Physiology/Pathophysiology
- Decreased cardiac output: Results in decreased oxygen delivery to the tissues (causes include reduced cardiac preload, heart failure, and shock). With anemia, pulse oximeter SpO2% may be normal; however, there may be decreased oxygen delivery to the tissues.
- Hypoxia: Mechanisms may be broadly categorized as due to low inspired oxygen concentration, hypoventilation, ventilation–perfusion mismatch, shunt, and low cardiac output. Various medical conditions such as pneumonia, pneumothorax, and pulmonary embolism cause hypoxia often by a combination of the above-mentioned mechanisms.

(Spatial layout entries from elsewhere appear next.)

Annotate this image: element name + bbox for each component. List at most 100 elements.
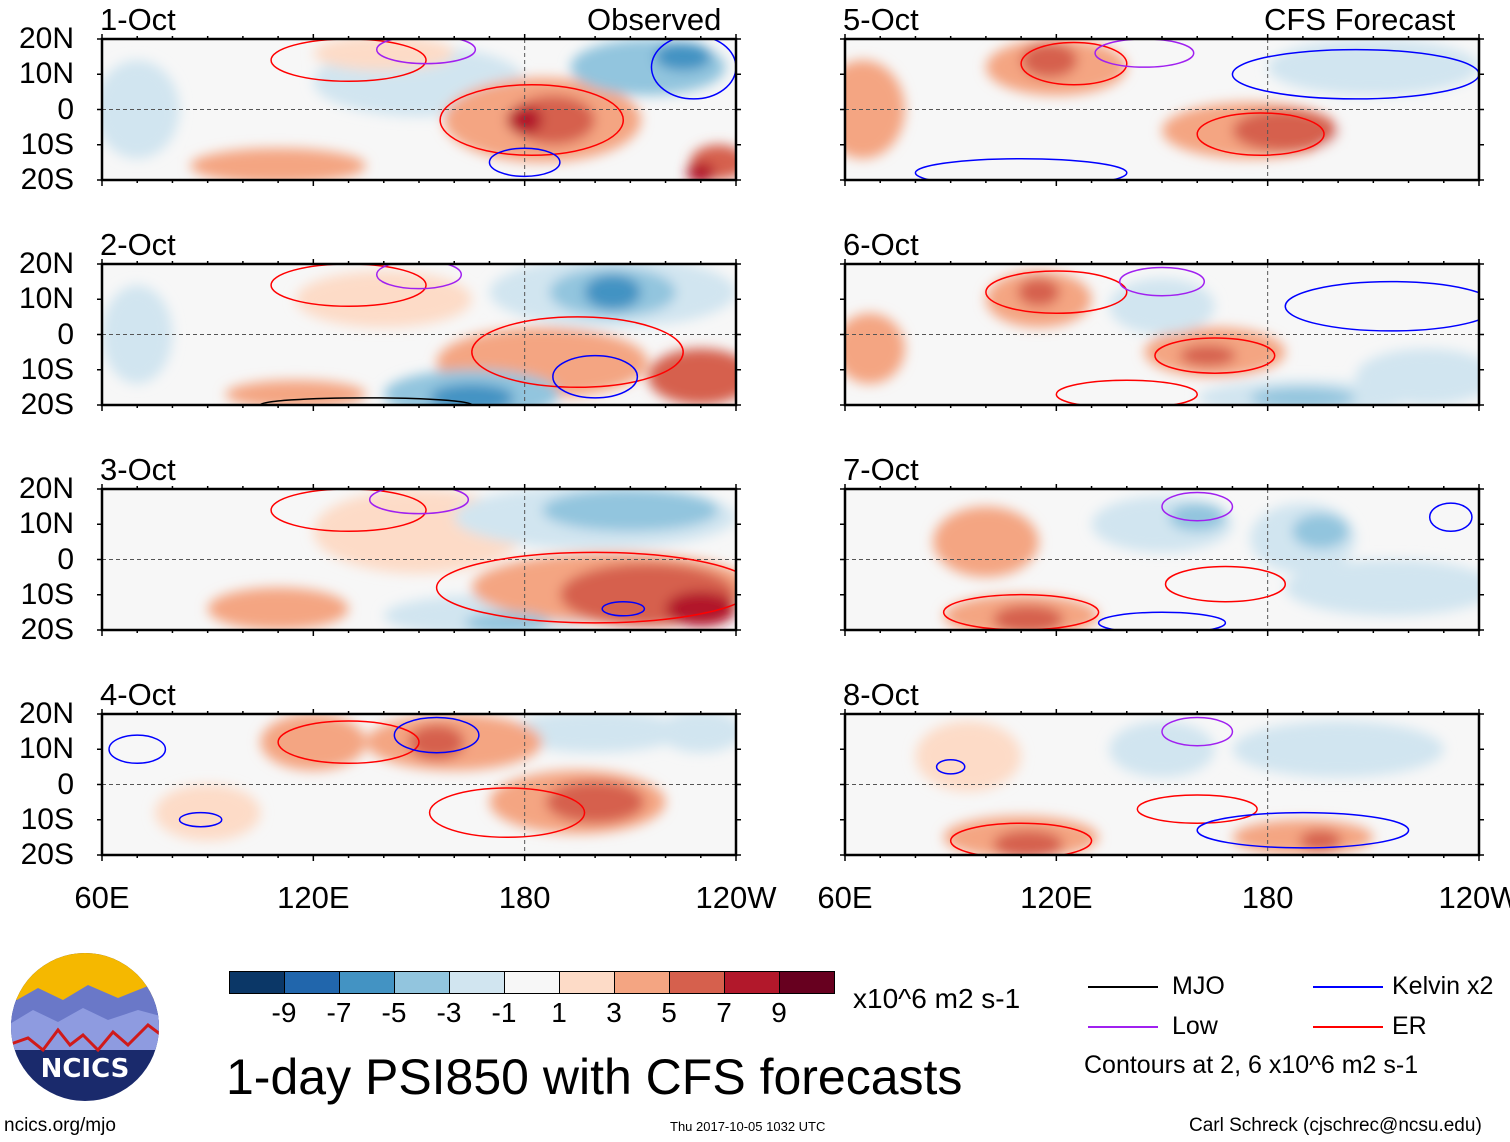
lon-label: 120W — [1438, 880, 1510, 915]
lat-label: 20N — [18, 247, 74, 280]
colorbar-swatch — [284, 971, 340, 994]
anomaly-blob — [207, 587, 349, 630]
contour-er — [439, 84, 625, 156]
map-panel-1-Oct — [102, 39, 736, 180]
contour-low — [1161, 716, 1234, 747]
anomaly-blob — [992, 605, 1064, 630]
colorbar-tick: -5 — [381, 997, 407, 1028]
map-panel-2-Oct — [102, 264, 736, 405]
colorbar-swatch — [449, 971, 505, 994]
anomaly-blob — [933, 506, 1039, 578]
contour-er — [270, 489, 427, 533]
colorbar-tick: -7 — [326, 997, 352, 1028]
contour-low — [368, 489, 470, 515]
colorbar-tick: 9 — [771, 997, 787, 1028]
colorbar-swatch — [669, 971, 725, 994]
contour-er — [985, 270, 1128, 315]
legend-er: ER — [1392, 1012, 1427, 1040]
anomaly-blob — [686, 162, 715, 180]
contour-er — [1136, 794, 1258, 824]
anomaly-blob — [542, 489, 719, 532]
legend-mjo: MJO — [1172, 972, 1225, 1000]
contour-kelvin — [1284, 280, 1479, 332]
contour-low — [1118, 266, 1206, 297]
lon-label: 120E — [1020, 880, 1093, 915]
anomaly-blob — [464, 612, 550, 630]
contour-kelvin — [650, 39, 736, 100]
lat-label: 20S — [20, 613, 74, 646]
map-panel-6-Oct — [845, 264, 1479, 405]
colorbar-tick: -3 — [436, 997, 462, 1028]
panel-date: 1-Oct — [100, 2, 176, 37]
anomaly-blob — [1299, 830, 1342, 852]
colorbar-tick: 1 — [551, 997, 567, 1028]
colorbar-swatch — [504, 971, 560, 994]
anomaly-blob — [1232, 721, 1444, 778]
contour-er — [270, 264, 427, 308]
anomaly-blob — [654, 42, 712, 71]
anomaly-blob — [1109, 721, 1215, 778]
timestamp: Thu 2017-10-05 1032 UTC — [670, 1119, 826, 1134]
anomaly-blob — [313, 39, 455, 71]
map-panel-8-Oct — [845, 714, 1479, 855]
lat-label: 10N — [18, 57, 74, 91]
contour-er — [1055, 379, 1198, 405]
panel-date: 7-Oct — [843, 452, 919, 487]
anomaly-blob — [658, 714, 736, 753]
anomaly-blob — [429, 383, 515, 405]
anomaly-blob — [915, 721, 1022, 792]
contour-low — [1161, 491, 1234, 522]
map-panel-7-Oct — [845, 489, 1479, 630]
anomaly-blob — [1250, 387, 1356, 405]
lon-label: 60E — [817, 880, 873, 915]
observed-label: Observed — [587, 2, 722, 37]
lat-label: 20S — [20, 838, 74, 871]
map-panel-4-Oct — [102, 714, 736, 855]
colorbar-tick: -1 — [491, 997, 517, 1028]
lat-label: 10N — [18, 732, 74, 766]
contour-note: Contours at 2, 6 x10^6 m2 s-1 — [1084, 1051, 1419, 1079]
author: Carl Schreck (cjschrec@ncsu.edu) — [1189, 1115, 1482, 1136]
anomaly-blob — [507, 105, 543, 135]
colorbar-swatch — [724, 971, 780, 994]
contour-er — [270, 39, 427, 83]
lat-label: 0 — [57, 92, 74, 126]
panel-date: 2-Oct — [100, 227, 176, 262]
ncics-logo: NCICS — [11, 953, 159, 1101]
anomaly-blob — [584, 274, 641, 310]
anomaly-blob — [190, 148, 367, 180]
anomaly-blob — [845, 313, 905, 384]
figure-title: 1-day PSI850 with CFS forecasts — [226, 1049, 963, 1105]
anomaly-blob — [408, 724, 465, 760]
lat-label: 10S — [20, 127, 74, 161]
lat-label: 20S — [20, 388, 74, 421]
lat-label: 10S — [20, 802, 74, 836]
lat-label: 0 — [57, 542, 74, 576]
lat-label: 20N — [18, 22, 74, 55]
panel-date: 4-Oct — [100, 677, 176, 712]
contour-kelvin — [393, 716, 480, 754]
contour-kelvin — [1196, 811, 1410, 849]
contour-er — [277, 720, 420, 765]
contour-kelvin — [1097, 611, 1227, 630]
contour-kelvin — [488, 147, 561, 178]
lat-label: 10S — [20, 352, 74, 386]
anomaly-blob — [647, 348, 736, 405]
site-link[interactable]: ncics.org/mjo — [4, 1115, 116, 1136]
anomaly-blob — [1320, 116, 1479, 173]
contour-er — [471, 316, 684, 389]
lon-label: 60E — [74, 880, 130, 915]
contour-er — [1196, 112, 1325, 156]
contour-er — [1020, 41, 1128, 86]
colorbar-swatch — [614, 971, 670, 994]
contour-low — [375, 39, 477, 65]
contour-er — [1154, 337, 1276, 374]
anomaly-blob — [1285, 559, 1479, 616]
legend-kelvin: Kelvin x2 — [1392, 972, 1494, 1000]
contour-er — [1164, 565, 1287, 603]
anomaly-blob — [1232, 109, 1339, 152]
lon-label: 120W — [695, 880, 777, 915]
contour-low — [375, 264, 463, 290]
map-panel-3-Oct — [102, 489, 736, 630]
lat-label: 10N — [18, 282, 74, 316]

- Dyshemoglobins: Can affect the accuracy of the conventional two wavelength pulse oximeter readings.
- Methemoglobin will read at 85% oxygen saturation regardless of actual levels. Pulse oximeters measure two wavelengths of light: 660 nm (red, oxyhemoglobin) and 940 nm (infrared, deoxyhemoglobin). Methemoglobin absorbs equal amounts of these wavelengths; a ratio of pulsatile and nonpulsatile absorbances equal to 1 corresponds to a hemoglobin saturation of 85%. Normal methemoglobin levels are <1%.
- Carboxyhemoglobin and oxyhemoglobin have similar absorption characteristics. Its presence will give falsely elevated readings and therefore is clinically significant. Carboxyhemoglobin does not carry oxygen and also affects dissociation of oxygen to the tissues. Usual carboxyhemoglobin levels are <1.5% in non-smokers, and higher in city dwellers, and can be as high as 3–15% in smokers.
- Fetal hemoglobin will not affect the accuracy of estimation of hemoglobin saturation. HgF, however, does cause a shift in the oxyhemoglobin dissociation curve to the left (binds oxygen more tightly resulting in higher saturations at lower PaO2 levels). Consequently, there is decreased "off-loading" of oxygen at peripheral tissues.
- Effects of sickle cell hemoglobin are controversial with some studies showing large errors and others minimal.
- Pulse oximetry allows for the immediate recognition of hypoxia and has contributed to the safety of modern anesthesia and intensive care management. It is a routinely used monitor in most clinics, every operating room, and perioperative and intensive care unit across the US and the western world.
- Shows excellent correlation with the measured co-oximeter hemoglobin SpO2 above 75%.
- Used during patient transport as well as in procedure rooms where sedation is administered.
- Used during intrapartum monitoring of the fetus, neonatal resuscitation, and premature neonates to limit pulmonary oxygen toxicity and retrolental fibroplasia.
- Specialty sensors
- Congenital heart disease: Sensors have been developed that show greater correlation with saturations as low as 60%.
- Parameters such as the pleth variability index (PVI), have been derived from the variation in the plethysmographic waveform during ventilation. This may be helpful in the goal-directed administration of intravenous fluids during perioperative management.
- Newborn sensors have been developed that can measure the high pulse rate, as well as provide maximum sensitivity that allows for quick application of monitor information.
- Specialized monitors exist to detect carbon monoxide poisoning in the field by firefighters and emergency medical technicians (EMT), as well as diagnosis and monitoring of treatment in the emergency rooms.